VI. MODERN THEORIES OF HEAT AND LIGHT
"This short cylinder, which was supported in its horizontal position, and turned round its axis by means of the neck by which it remained united to the cannon, was now bored with the horizontal borer used in boring cannon.
"This cylinder being designed for the express purpose of generating heat by friction, by having a blunt borer forced against its solid bottom at the same time that it should be turned round its axis by the force of horses, in order that the heat accumulated in the cylinder might from time to time be measured, a small, round hole 0.37 of an inch only in diameter and 4.2 inches in depth, for the purpose of introducing a small cylindrical mercurial thermometer, was made in it, on one side, in a direction perpendicular to the axis of the cylinder, and ending in the middle of the solid part of the metal which formed the bottom of the bore.
"At the beginning of the experiment, the temperature of the air in the shade, as also in the cylinder, was just sixty degrees Fahrenheit. At the end of thirty minutes, when the cylinder had made 960 revolutions about its axis, the horses being stopped, a cylindrical mercury thermometer, whose bulb was 32/100 of an inch in diameter and 3 1/4 inches in length, was introduced into the hole made to receive it in the side of the cylinder, when the mercury rose almost instantly to one hundred and thirty degrees.
"In order, by one decisive experiment, to determine whether the air of the atmosphere had any part or not in the generation of the heat, I contrived to repeat the experiment under circumstances in which it was evidently impossible for it to produce any effect whatever. By means of a piston exactly fitted to the mouth of the bore of the cylinder, through the middle of which piston the square iron bar, to the end of which the blunt steel borer was fixed, passed in a square hole made perfectly air-tight, the excess of the external air, to the inside of the bore of the cylinder, was effectually prevented. I did not find, however, by this experiment that the exclusion of the air diminished in the smallest degree the quantity of heat excited by the friction.

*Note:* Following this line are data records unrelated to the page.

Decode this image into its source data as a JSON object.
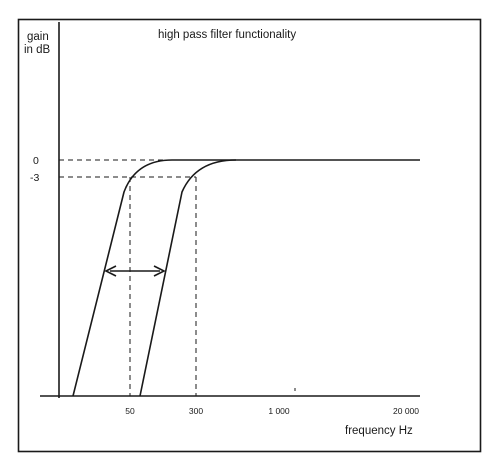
{
  "figure": {
    "title": "high pass filter functionality",
    "y_axis_label_line1": "gain",
    "y_axis_label_line2": "in dB",
    "x_axis_label": "frequency Hz",
    "gain_ticks": [
      "0",
      "-3"
    ],
    "frequency_ticks": [
      "50",
      "300",
      "1 000",
      "20 000"
    ]
  },
  "colors": {
    "ink": "#1a1a1a",
    "background": "#ffffff"
  }
}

"There still remained one doubt, which, though it appeared to me to be so slight as hardly to deserve any attention, I was, however, desirous to remove. The piston which choked the mouth of the bore of the cylinder, in order that it might be air-tight, was fitted into it with so much nicety, by means of its collars of leather, and pressed against it with so much force, that, notwithstanding its being oiled, it occasioned a considerable degree of friction when the hollow cylinder was turned round its axis. Was not the heat produced, or at least some part of it, occasioned by this friction of the piston? and, as the external air had free access to the extremity of the bore, where it came into contact with the piston, is it not possible that this air may have had some share in the generation of the heat produced?
"A quadrangular oblong deal box, water-tight, being provided with holes or slits in the middle of each of its ends, just large enough to receive, the one the square iron rod to the end of which the blunt steel borer was fastened, the other the small cylindrical neck which joined the hollow cylinder to the cannon; when this box (which was occasionally closed above by a wooden cover or lid moving on hinges) was put into its place— that is to say, when, by means of the two vertical opening or slits in its two ends, the box was fixed to the machinery in such a manner that its bottom being in the plane of the horizon, its axis coincided with the axis of the hollow metallic cylinder, it is evident, from the description, that the hollow, metallic cylinder would occupy the middle of the box, without touching it on either side; and that, on pouring water into the box and filling it to the brim, the cylinder would be completely covered and surrounded on every side by that fluid. And, further, as the box was held fast by the strong, square iron rod which passed in a square hole in the centre of one of its ends, while the round or cylindrical neck which joined the hollow cylinder to the end of the cannon could turn round freely on its axis in the round hole in the centre of the other end of it, it is evident that the machinery could be put in motion without the least danger of forcing the box out of its place, throwing the water out of it, or deranging any part of the apparatus."
Everything being thus ready, the box was filled with cold water, having been made water-tight by means of leather collars, and the machinery put in motion. "The result of this beautiful experiment," says Rumford, "was very striking, and the pleasure it afforded me amply repaid me for all the trouble I had had in contriving and arranging the complicated machinery used in making it. The cylinder, revolving at the rate of thirty-two times in a minute, had been in motion but a short time when I perceived, by putting my hand into the water and touching the outside of the cylinder, that heat was generated, and it was not long before the water which surrounded the cylinder began to be sensibly warm.
"At the end of one hour I found, by plunging a thermometer into the box, . . . that its temperature had been raised no less than forty-seven degrees Fahrenheit, being now one hundred and seven degrees Fahrenheit. ... One hour and thirty minutes after the machinery had been put in motion the heat of the water in the box was one hundred and forty-two degrees. At the end of two hours ... it was raised to one hundred and seventy-eight degrees; and at two hours and thirty minutes it ACTUALLY BOILED!